Dazu ist es sicher sinnvoll viele Spiele anderer Mannschaften als Außenstehender zu analysieren und zu beobachten.
Der isolierte Fokus auf die reine Spielbeobachtung ohne als Coach eingreifen zu müssen, ohne emotionale Bindung zum Spiel, ohne sich zu ärgern, welche falschen Annahmen man im Vorfeld hatte und zu welchem Spielverlauf diese nun geführt haben führt dazu, dass ich mich auf das konzentrieren kann was ich sehe und meine Schlüsse daraus ziehen kann.

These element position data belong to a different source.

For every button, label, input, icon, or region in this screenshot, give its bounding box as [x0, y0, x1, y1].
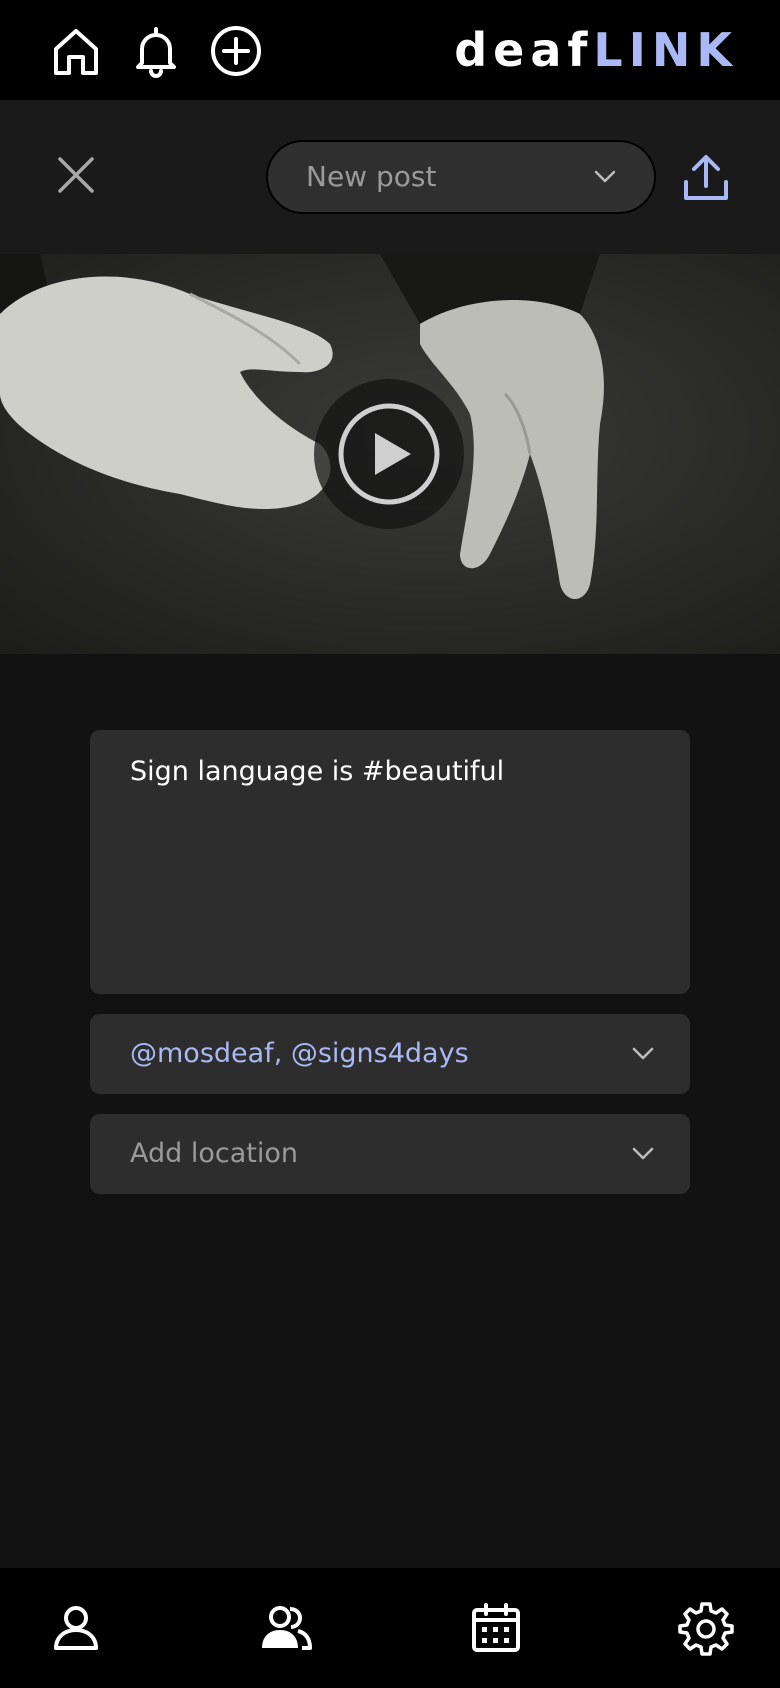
- bottom-nav: [0, 1568, 780, 1688]
- play-icon[interactable]: [313, 378, 465, 530]
- tag-people-dropdown[interactable]: @mosdeaf, @signs4days: [90, 1014, 690, 1094]
- caption-textarea[interactable]: Sign language is #beautiful: [90, 730, 690, 994]
- brand-logo-part2: LINK: [593, 23, 738, 77]
- close-icon[interactable]: [52, 151, 100, 199]
- post-type-label: New post: [306, 160, 437, 193]
- upload-icon[interactable]: [680, 152, 732, 204]
- chevron-down-icon: [632, 1047, 654, 1060]
- home-icon[interactable]: [48, 23, 104, 79]
- brand-logo-part1: deaf: [454, 23, 594, 77]
- brand-logo: deafLINK: [454, 20, 738, 80]
- add-circle-icon[interactable]: [208, 23, 264, 79]
- bell-icon[interactable]: [128, 23, 184, 79]
- chevron-down-icon: [632, 1147, 654, 1160]
- people-icon[interactable]: [258, 1600, 314, 1656]
- video-thumbnail[interactable]: [0, 254, 780, 654]
- profile-icon[interactable]: [48, 1600, 104, 1656]
- calendar-icon[interactable]: [468, 1600, 524, 1656]
- caption-text: Sign language is #beautiful: [130, 756, 505, 787]
- post-type-dropdown[interactable]: New post: [266, 140, 656, 214]
- top-bar: deafLINK: [0, 0, 780, 100]
- settings-icon[interactable]: [678, 1600, 734, 1656]
- chevron-down-icon: [594, 170, 616, 183]
- hand-left: [0, 276, 333, 510]
- location-dropdown[interactable]: Add location: [90, 1114, 690, 1194]
- tagged-users: @mosdeaf, @signs4days: [130, 1038, 469, 1069]
- location-placeholder: Add location: [130, 1138, 298, 1169]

Das Ganze dann „unter Druck“ im Spiel der eigenen Mannschaft umzusetzen ist ein Lern- und Erfahrungsprozess, für den ich aber meine Werkzeuge benötige.
Die Spieler lernen Finten, Passen etc. auch zuerst mal isoliert und anschließend mit immer höherem Zeit- und Gegnerdruck. Warum soll das für den Trainer nicht gelten.
Somit gebe ich Coach31 dahingehend recht, dass Erfahrung eine große Rolle spielt.
Trotzdem bin ich überzeugt:
ein Trainer, der viele Spiele auf verschiedenen Leistungsniveaus beobachtet und dabei vielleicht auch noch seine Lehren aus dem Verhalten der Trainerkollegen dort zieht kommt schneller und qualitativ besser zum Ziel, als wenn er darauf hofft, dass die Weisheit im Lauf der Jahre die er mit seinen eigenen Teams verbringt über ihn kommt.